Where semver is ivory tower idealism, Debian is the battle-tested, pragmatic reality.
Why would you try to `git clone` it directly instead of trying to `go get` it?
$ GO111MODULE=off go get -v rsc.io/sampler
Fetching https://rsc.io/sampler?go-get=1
Parsing meta tags from https://rsc.io/sampler?go-get=1 (status code 200)
get "rsc.io/sampler": found meta tag get.metaImport{Prefix:"rsc.io/sampler", VCS:"git", RepoRoot:"https://github.com/rsc/sampler"} at https://rsc.io/sampler?go-get=1
rsc.io/sampler (download)
created GOPATH=/home/lukeshu/tmp-go; see 'go help gopath'
Fetching https://golang.org/x/text/language?go-get=1
Parsing meta tags from https://golang.org/x/text/language?go-get=1 (status code 200)
get "golang.org/x/text/language": found meta tag get.metaImport{Prefix:"golang.org/x/text", VCS:"git", RepoRoot:"https://go.googlesource.com/text"} at https://golang.org/x/text/language?go-get=1
get "golang.org/x/text/language": verifying non-authoritative meta tag
Fetching https://golang.org/x/text?go-get=1
Parsing meta tags from https://golang.org/x/text?go-get=1 (status code 200)
golang.org/x/text (download)
It's been that way since at least 1.2 (I'm pretty sure since 1.0, but I haven't verified that memory). The process that `go get` follows is described by `go help importpath`.The TL;DR is that it fetches `https://${pkgpath}?go-get=1`, and looks for `<meta name="go-import" content="...">` to tell it where to `git clone` from (with some hard-coded hacks for common websites that don't support that, like github.com).
> It's a bit weird to have a blog post about the new module system with nothing about how modules can be published, a pretty common task.
Because that hasn't changed. You still publish packages the same way you always have. The only difference in how you publish is that now "vSEMVER" git tags mean something.
Thanks.
The example using a less-commonly-known package distribution method is probably causing the confusion in Animats' original comment.

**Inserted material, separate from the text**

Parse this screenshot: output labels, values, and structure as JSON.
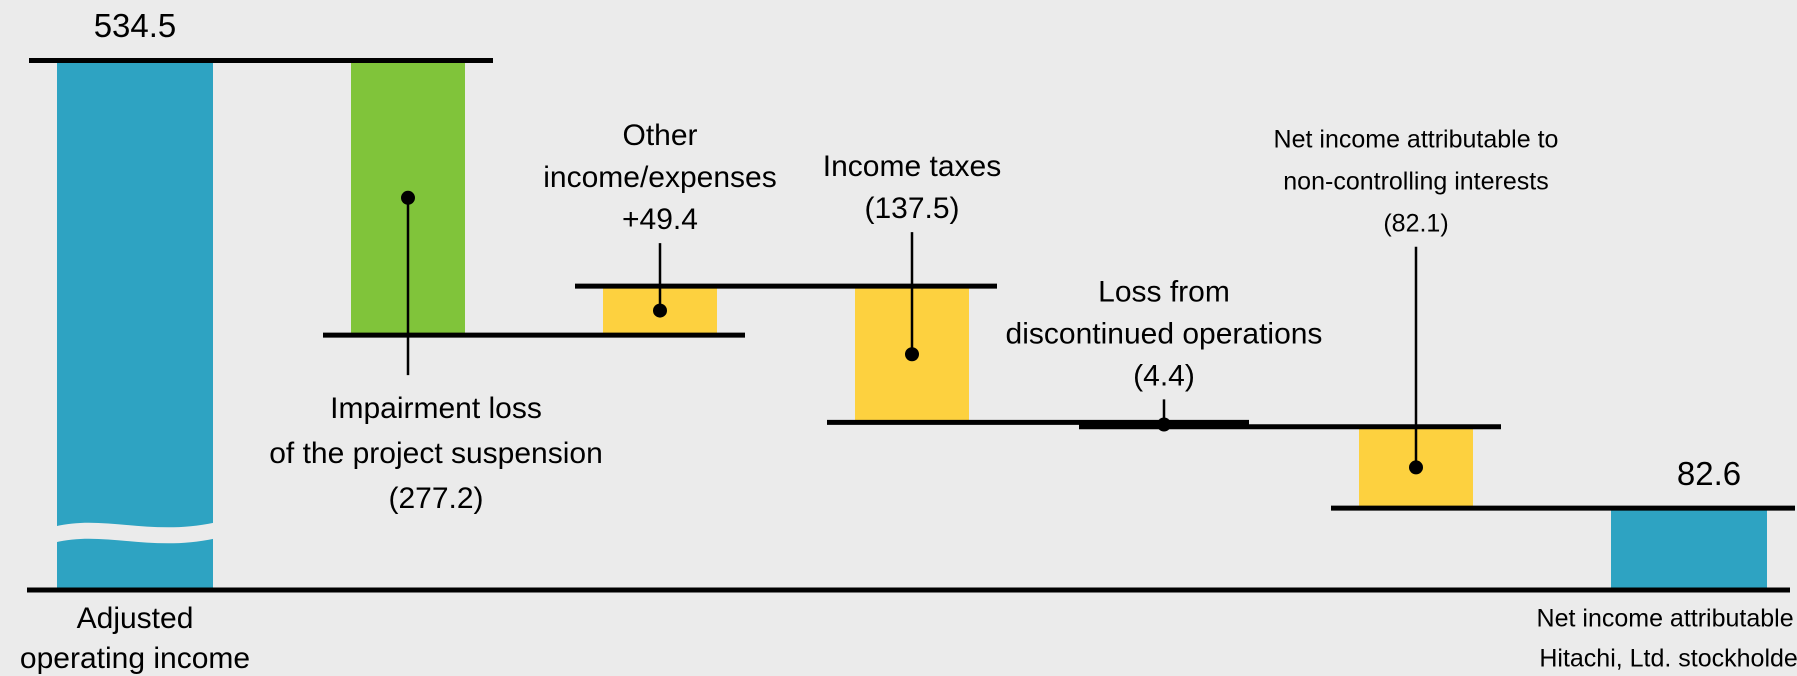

Go is also just really great. You don't need an IDE or a big crusty language to write good software. Go is small, compiles quickly, runs efficiently, is easy to teach, and has great tooling that lets you get up in running in just a few minutes. The ecosystem is centered around open source, the Go project itself including the name, logos, and specification are open source, and the Go conference in Denver is fantastic.
Go is not kool-aid.
the Google brand helped immensely and containers/docker are their own flavor of kool-aid. The art of actually thinking about how you’ll package and deploy your software is lost. Put it in a docker container and fuck it. Fuck security, fuck ever understanding what you’re running, ship it fast/ship it now. My test for docker and its own flavor of koolaid is to ask its supportes what a container is. 95% don’t know. Yep
The monorepo approach and vendoring does work, and there are a lot of advantages to having everything work on each revision, you just need to be conscious of it.
there is a reason we modularize and version things in software.
in the context in which you pull in external libraries you don’t control, using a monorepo is madness.
Between the versioning behavior and trying to figure out how to document transitive dependencies correctly go mod has made my life as a maintainer harder.